Hailed as “pathologically fun” by The New York Times, Low Cut Connie first exploded out of Philadelphia roughly a decade ago with the self-released debut, ‘Get Out The Lotion.’ Crossing the rapturous energy of Jerry Lee Lewis with the flamboyant sleaze of the New York Dolls, the record earned immediate critical raves, with Rolling Stone describing it as “what indie rock might sound like were it invented in Alabama in the late fifties” and NPR’s Fresh Air praising it as “both a throwback to early rock and a vital collection of raucous new music.” A year later, they followed it up with ‘Call Me Sylvia,” which the NY Daily News called “Mott the Hoople-style honky-tonk with a hint of garage-punk spunk,” and in early 2015, they returned again with ‘Hi Honey,’ an album dubbed “the essence of what rock ‘n’ roll should be” by Sound Opinions host and rock critic Greg Kot. Despite all the glowing press, Low Cut Connie still remained something of an underground phenomenon, continuing to build up his cult audience one sweaty show and glorious festival at a time. That all changed in the summer of 2015, though, when a very unexpected co-sign arrived from 1600 Pennsylvania Avenue.

“We got word that Barack Obama had put us on his summer playlist,” says Weiner, who was later invited to visit the White House. “Suddenly this vehicle that had been going 40mph lurched forward to 90mph, and that’s when things really took off.”

Soon the band was counting the likes of Elton John and Bruce Springsteen among their fans as they sold out increasingly larger and larger rooms around the country. With more eyes on them than ever before, the band delivered big in 2017 and 2018, releasing a pair of critically lauded albums—‘Dirty Pictures (Part 1)’ and ‘Dirty Pictures (Part 2)’—and by the time 2019 came to an end, they were sitting pretty on Rolling Stone’s Best of the Decade list.

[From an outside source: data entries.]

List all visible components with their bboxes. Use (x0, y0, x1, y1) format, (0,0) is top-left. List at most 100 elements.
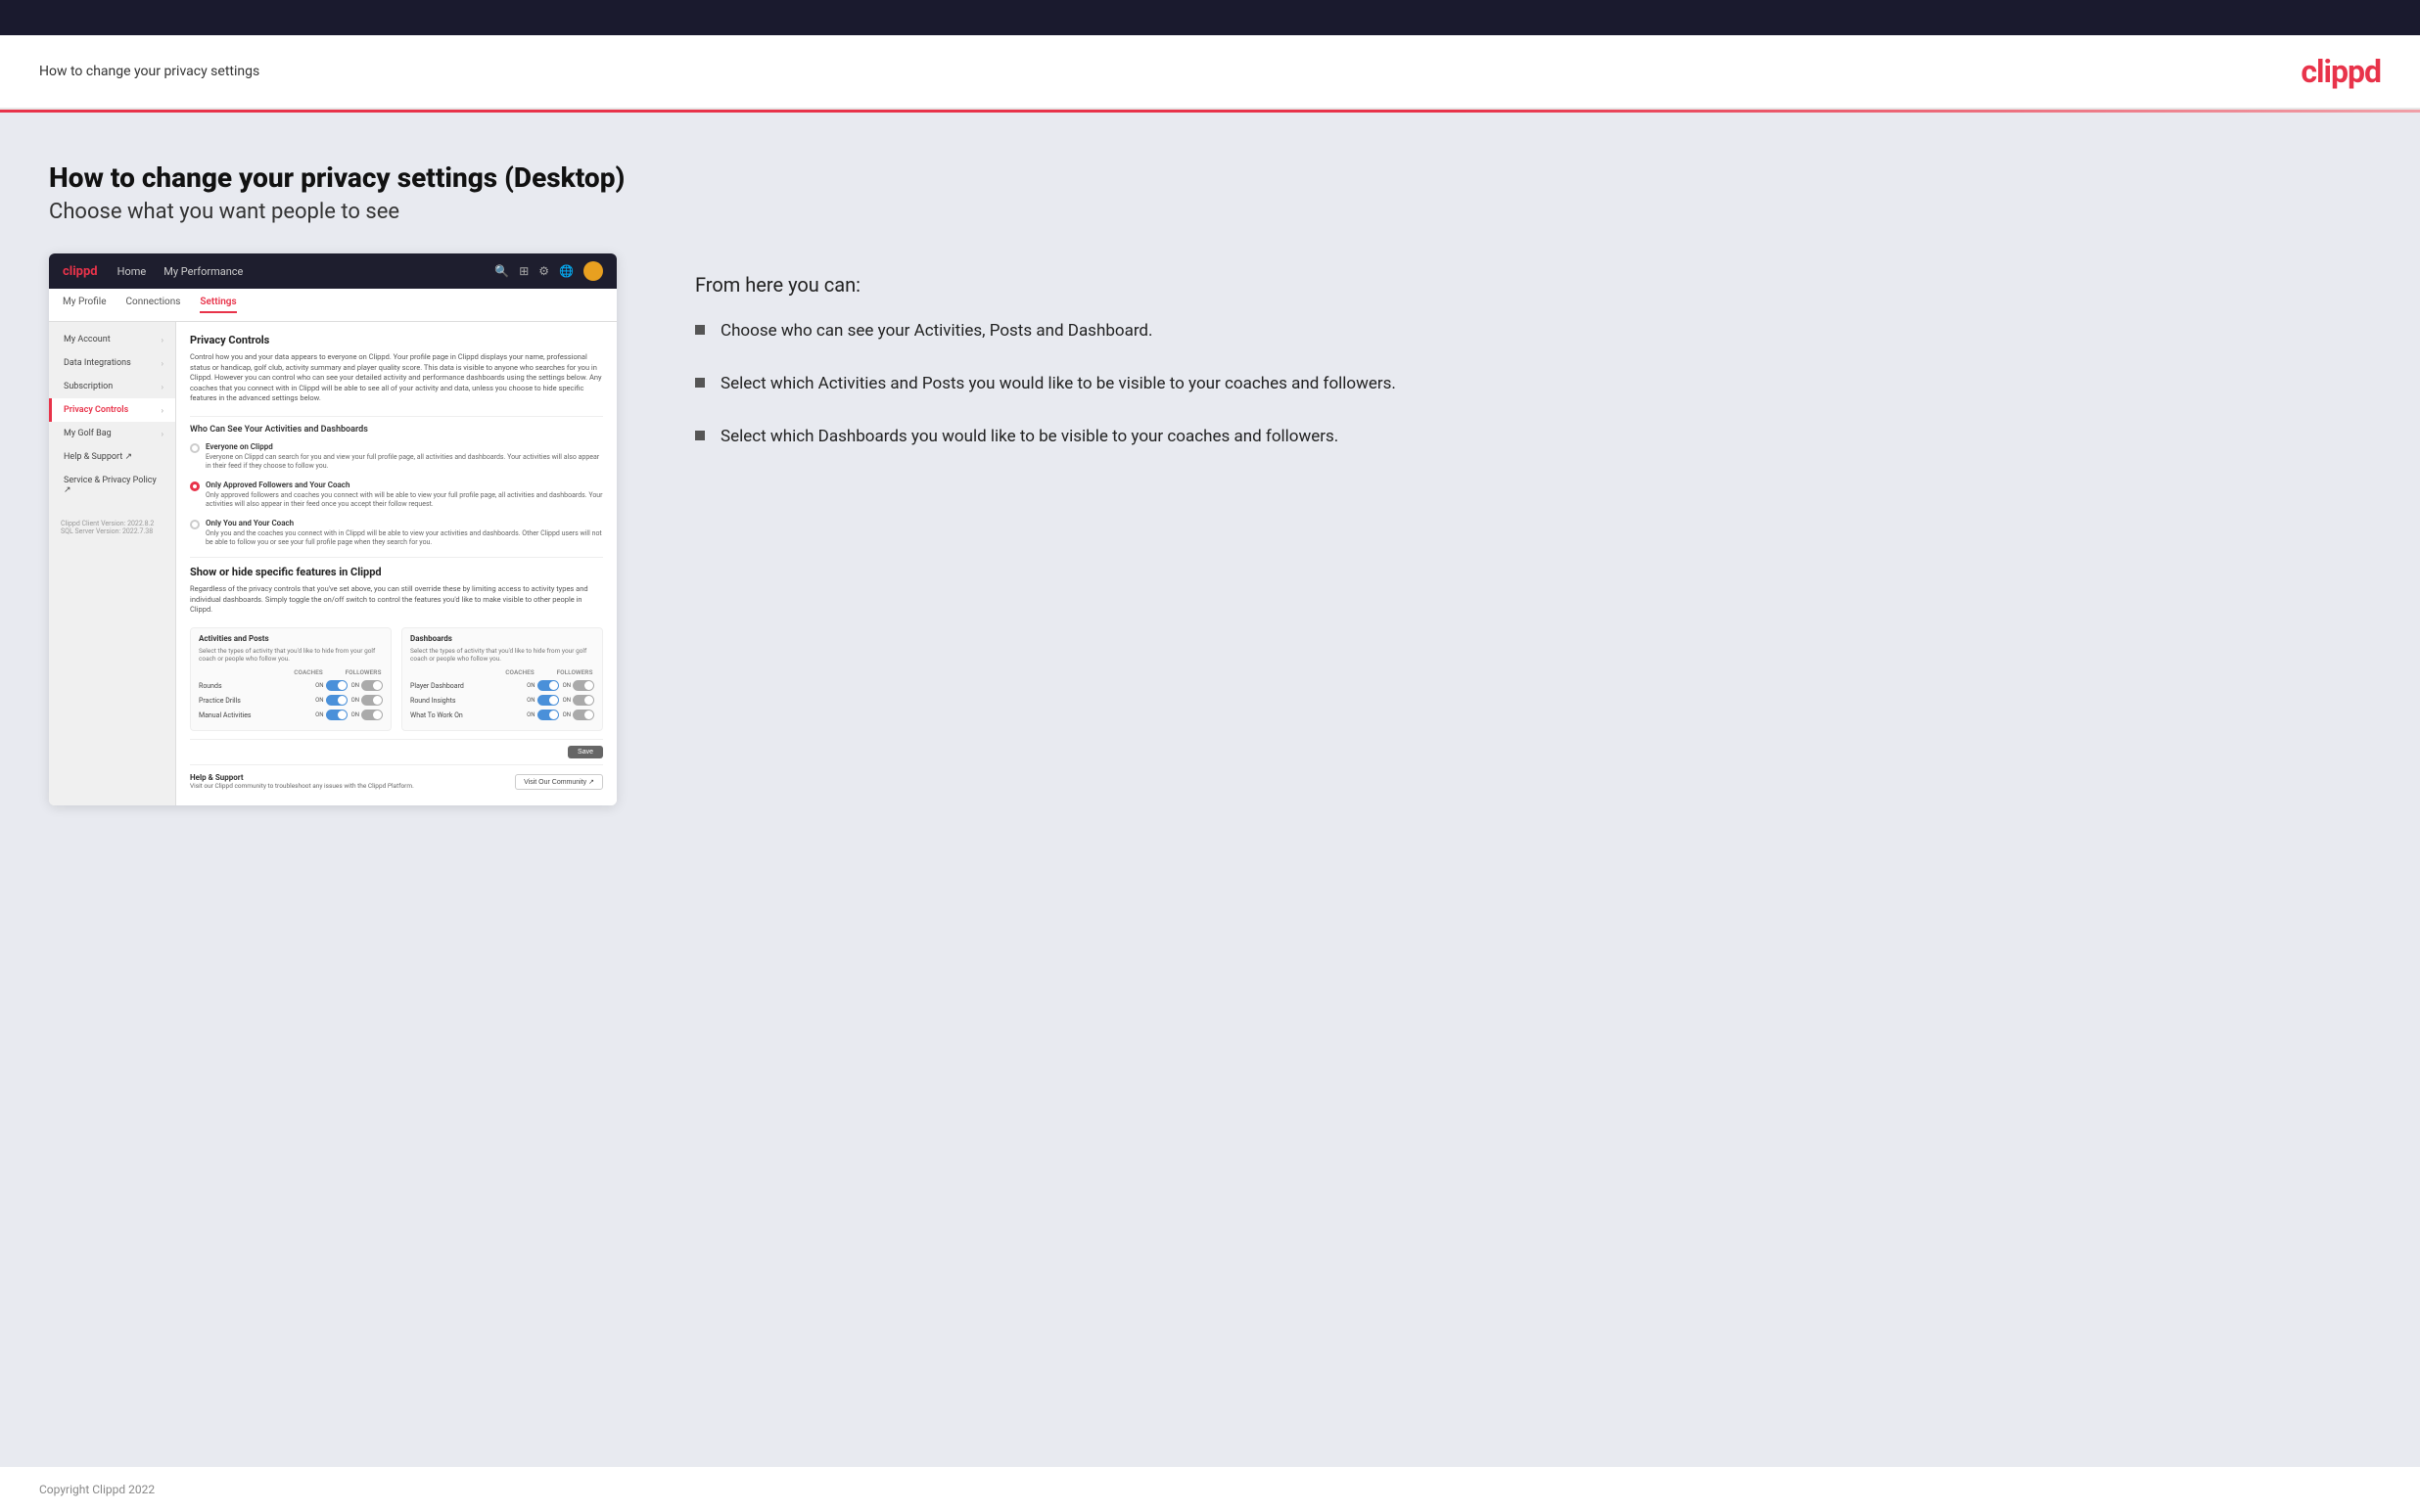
sidebar-item-my-account[interactable]: My Account › (49, 328, 175, 351)
sidebar-item-privacy-controls[interactable]: Privacy Controls › (49, 398, 175, 422)
nav-my-performance[interactable]: My Performance (163, 265, 243, 278)
bullet-item-3: Select which Dashboards you would like t… (695, 426, 2371, 449)
main-content: How to change your privacy settings (Des… (0, 113, 2420, 1467)
manual-activities-label: Manual Activities (199, 711, 315, 719)
header-title: How to change your privacy settings (39, 64, 259, 79)
round-coach-switch[interactable] (537, 695, 559, 706)
radio-option-everyone[interactable]: Everyone on Clippd Everyone on Clippd ca… (190, 442, 603, 471)
coaches-col-label: COACHES (289, 668, 328, 676)
visit-community-button[interactable]: Visit Our Community ↗ (515, 774, 603, 790)
help-section: Help & Support Visit our Clippd communit… (190, 764, 603, 794)
rounds-coach-toggle[interactable]: ON (315, 680, 347, 691)
radio-circle-everyone[interactable] (190, 443, 200, 453)
right-panel: From here you can: Choose who can see yo… (675, 253, 2371, 448)
work-coach-toggle[interactable]: ON (527, 710, 558, 720)
player-dashboard-row: Player Dashboard ON ON (410, 680, 594, 691)
header: How to change your privacy settings clip… (0, 35, 2420, 110)
privacy-controls-desc: Control how you and your data appears to… (190, 352, 603, 404)
bullet-square-3 (695, 431, 705, 440)
sidebar-item-subscription[interactable]: Subscription › (49, 375, 175, 398)
bullet-text-3: Select which Dashboards you would like t… (721, 426, 1338, 449)
chevron-icon: › (162, 383, 163, 391)
activities-card-title: Activities and Posts (199, 634, 383, 643)
privacy-controls-title: Privacy Controls (190, 334, 603, 346)
settings-icon[interactable]: ⚙ (538, 264, 549, 278)
radio-label-only-you: Only You and Your Coach (206, 519, 603, 527)
round-follower-toggle[interactable]: ON (563, 695, 594, 706)
radio-circle-followers[interactable] (190, 481, 200, 491)
toggle-section-desc: Regardless of the privacy controls that … (190, 584, 603, 616)
player-dashboard-toggle-pair: ON ON (527, 680, 594, 691)
app-sidebar: My Account › Data Integrations › Subscri… (49, 322, 176, 805)
nav-home[interactable]: Home (117, 265, 147, 278)
manual-coach-toggle[interactable]: ON (315, 710, 347, 720)
toggle-section-title: Show or hide specific features in Clippd (190, 566, 603, 578)
clippd-logo: clippd (2301, 53, 2381, 90)
radio-option-only-you[interactable]: Only You and Your Coach Only you and the… (190, 519, 603, 547)
manual-toggle-pair: ON ON (315, 710, 383, 720)
tab-settings[interactable]: Settings (200, 297, 236, 313)
player-coach-toggle[interactable]: ON (527, 680, 558, 691)
radio-option-followers[interactable]: Only Approved Followers and Your Coach O… (190, 481, 603, 509)
tab-connections[interactable]: Connections (126, 297, 181, 313)
sidebar-item-service-privacy[interactable]: Service & Privacy Policy ↗ (49, 469, 175, 502)
round-follower-switch[interactable] (573, 695, 594, 706)
player-coach-switch[interactable] (537, 680, 559, 691)
bullet-item-2: Select which Activities and Posts you wo… (695, 373, 2371, 396)
sidebar-item-my-golf-bag[interactable]: My Golf Bag › (49, 422, 175, 445)
practice-coach-toggle[interactable]: ON (315, 695, 347, 706)
app-subnav: My Profile Connections Settings (49, 289, 617, 322)
chevron-icon: › (162, 406, 163, 415)
rounds-toggle-pair: ON ON (315, 680, 383, 691)
followers-col-label: FOLLOWERS (344, 668, 383, 676)
work-follower-toggle[interactable]: ON (563, 710, 594, 720)
help-title: Help & Support (190, 773, 414, 782)
top-bar (0, 0, 2420, 35)
who-can-see-title: Who Can See Your Activities and Dashboar… (190, 416, 603, 435)
sidebar-version: Clippd Client Version: 2022.8.2SQL Serve… (49, 512, 175, 543)
round-insights-toggle-pair: ON ON (527, 695, 594, 706)
sidebar-item-help-support[interactable]: Help & Support ↗ (49, 445, 175, 469)
activities-header-row: COACHES FOLLOWERS (199, 668, 383, 676)
work-follower-switch[interactable] (573, 710, 594, 720)
radio-circle-only-you[interactable] (190, 520, 200, 529)
toggle-grid: Activities and Posts Select the types of… (190, 627, 603, 732)
search-icon[interactable]: 🔍 (494, 264, 509, 278)
from-here-text: From here you can: (695, 273, 2371, 297)
avatar (583, 261, 603, 281)
practice-drills-label: Practice Drills (199, 697, 315, 705)
grid-icon[interactable]: ⊞ (519, 264, 529, 278)
practice-drills-toggle-pair: ON ON (315, 695, 383, 706)
practice-follower-toggle[interactable]: ON (351, 695, 383, 706)
screenshot-panel: clippd Home My Performance 🔍 ⊞ ⚙ 🌐 My Pr… (49, 253, 617, 805)
bullet-list: Choose who can see your Activities, Post… (695, 320, 2371, 448)
manual-follower-switch[interactable] (361, 710, 383, 720)
practice-coach-switch[interactable] (326, 695, 348, 706)
player-dashboard-label: Player Dashboard (410, 682, 527, 690)
manual-coach-switch[interactable] (326, 710, 348, 720)
app-nav-links: Home My Performance (117, 265, 244, 278)
app-nav: clippd Home My Performance 🔍 ⊞ ⚙ 🌐 (49, 253, 617, 289)
rounds-follower-switch[interactable] (361, 680, 383, 691)
player-follower-switch[interactable] (573, 680, 594, 691)
sidebar-item-data-integrations[interactable]: Data Integrations › (49, 351, 175, 375)
tab-my-profile[interactable]: My Profile (63, 297, 107, 313)
practice-follower-switch[interactable] (361, 695, 383, 706)
rounds-coach-switch[interactable] (326, 680, 348, 691)
player-follower-toggle[interactable]: ON (563, 680, 594, 691)
dashboards-card-desc: Select the types of activity that you'd … (410, 647, 594, 664)
radio-desc-everyone: Everyone on Clippd can search for you an… (206, 453, 603, 471)
round-coach-toggle[interactable]: ON (527, 695, 558, 706)
bullet-square-2 (695, 378, 705, 388)
practice-drills-row: Practice Drills ON ON (199, 695, 383, 706)
rounds-follower-toggle[interactable]: ON (351, 680, 383, 691)
dashboards-header-row: COACHES FOLLOWERS (410, 668, 594, 676)
radio-desc-followers: Only approved followers and coaches you … (206, 491, 603, 509)
what-to-work-on-label: What To Work On (410, 711, 527, 719)
work-coach-switch[interactable] (537, 710, 559, 720)
rounds-label: Rounds (199, 682, 315, 690)
globe-icon[interactable]: 🌐 (559, 264, 574, 278)
save-button[interactable]: Save (568, 746, 603, 758)
app-logo-inner: clippd (63, 264, 98, 279)
manual-follower-toggle[interactable]: ON (351, 710, 383, 720)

With both ‘PRIVATE LIVES,’ Low Cut Connie’s wild new double-album, and the band’s ‘TOUGH COOKIES’ livestream series, Weiner lands a direct hit. Exploring the discord and alienation between our inward and outward-facing selves, the 17-track collection is as empathetic as it is ambitious.  Weiner began broadcasting directly to his quarantined fans with his ‘TOUGH COOKIES’ livestreams: a live and unscripted variety show where Weiner could pull from his catalog of hundreds of songs, play covers he had learned five minutes before, offer inspirational monologues, strip to his underwear at the piano, and invite his heroes on for intimate conversations.